Ben Yamagata, executive director for the Coal Utilization Research Council, of Washington, D.C., and another member of the center’s traveling group, came away shaking his head, Wendt said.
“He said, ‘Imagine, a coal company doing a tech demonstration!’” said Wendt. “Coal companies here haven’t made that kind of investment.”
But now that representatives from the U.S. government and industry have laid eyes on what could be the future that could change, Wendt said.
That has been the purpose of the center’s efforts for the past dozen years.
“We’ve met our initial goal,” said Meigs, “which is to blow whistles in Wyoming and ask ‘Where are your coal technologies?’ … For 12 years we’ve been working on ramping up the accountability in those areas. With this particular meeting we feel we’ve met that goal.”
The centerpiece of the most recent exchange — which took Wendt and company to China on Sept. 13 through Sept. 19 — was a summit that included detailed technical discussions. Wendt presented at the event, speaking on the importance of continued cooperation between Shanxi and Wyoming and what it will take to make the partnership a “real partnership,” he said, that can effect real change in both regions.
Li Xiaopeng, the governor of Shanxi, gave the keynote address.
“He talked about what Shanxi has accomplished in just five years in terms of cleaning up coal,” Wendt said, “and what it planned to do in the next five years. He had an extensive list of initiatives centering on an innovation city that he plans to set up in the heart of his capital.”

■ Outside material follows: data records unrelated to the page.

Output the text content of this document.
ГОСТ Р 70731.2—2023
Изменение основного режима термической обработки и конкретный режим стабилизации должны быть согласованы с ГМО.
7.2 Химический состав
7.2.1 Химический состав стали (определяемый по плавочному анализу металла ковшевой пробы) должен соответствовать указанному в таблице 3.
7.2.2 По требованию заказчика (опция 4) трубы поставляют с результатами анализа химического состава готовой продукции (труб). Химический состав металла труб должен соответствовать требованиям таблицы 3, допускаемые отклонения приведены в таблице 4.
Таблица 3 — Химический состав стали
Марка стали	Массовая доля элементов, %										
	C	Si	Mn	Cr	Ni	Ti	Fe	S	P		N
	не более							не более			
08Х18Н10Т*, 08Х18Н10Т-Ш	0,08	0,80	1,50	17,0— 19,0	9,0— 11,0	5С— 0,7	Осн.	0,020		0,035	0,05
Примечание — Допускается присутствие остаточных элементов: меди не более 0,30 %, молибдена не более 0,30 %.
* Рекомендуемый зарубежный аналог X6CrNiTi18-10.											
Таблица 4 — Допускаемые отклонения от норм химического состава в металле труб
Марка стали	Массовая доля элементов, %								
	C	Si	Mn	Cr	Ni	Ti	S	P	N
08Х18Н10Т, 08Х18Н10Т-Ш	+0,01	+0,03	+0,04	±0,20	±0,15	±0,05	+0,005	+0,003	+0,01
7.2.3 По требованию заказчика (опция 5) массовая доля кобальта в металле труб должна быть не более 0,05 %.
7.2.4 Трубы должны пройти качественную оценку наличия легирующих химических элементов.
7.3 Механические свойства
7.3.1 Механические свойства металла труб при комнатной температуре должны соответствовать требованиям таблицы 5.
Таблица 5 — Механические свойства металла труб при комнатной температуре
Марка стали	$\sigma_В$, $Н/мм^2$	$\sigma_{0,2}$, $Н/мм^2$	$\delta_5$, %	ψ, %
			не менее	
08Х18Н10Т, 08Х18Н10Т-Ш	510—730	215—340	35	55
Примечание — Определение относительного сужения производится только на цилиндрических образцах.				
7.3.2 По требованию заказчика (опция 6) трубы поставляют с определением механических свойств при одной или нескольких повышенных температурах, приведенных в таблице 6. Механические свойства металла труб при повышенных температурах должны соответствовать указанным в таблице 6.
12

Li and Shanxi follow China’s central government, which has made great strides on ambitious plans, including seven emissions-trading pilot projects — cap-and-trade as we call it here — launched in seven provinces. While those emissions-trading projects are still in their early stages, Wendt said, a great deal of work has gone into planning them.
“It’s hugely important to them,” Wendt said, “something they are very much leaning toward. And we need to be leaning forward on that, too.”
Shanxi is not one of the provinces with a pilot program, but, Wendt said, Gov. Li has been studying them and plans to initiate one in his own province.
Another big step, for the center, at least, is an invitation to set up a branch office in Shanxi, although exactly how it will to take advantage of the offer is up in the air, Meigs said.
“We don’t have that kind of budget,” she said of the center. “The financial demands are mind boggling.”
But, Wendt said, it sounds like an ideal opportunity for some post-doctorate fellow at a university.
“It would be the front lines for them,” he said. “If I were a post-doc in engineering … I’d salivate at the thought.”
While they feel like the trip was a success Wendt said the effort to share technology, clean up emissions and give Wyoming coal a future as a clean energy source is a work in progress.
“It’s changing slowly, but it’s changing,” he said. “It’s a drum we’ll continue to be beating.
“I think there is openness within the state to move in a different direction,” he said.
Meigs said the issue, as usual, comes down to education.
“You’d be surprised how many people don’t understand that Wyoming is the largest coal-producing state in the country,” she said. “The other thing people don’t understand is that every year 37 billion tons of CO2 are pumped into the atmosphere.” Some 13 billion to 14 billion of that comes from coal combustion, she said. “When people wrap their minds around that … maybe they’ll think about it. … Once they begin to understand, that changes their minds.”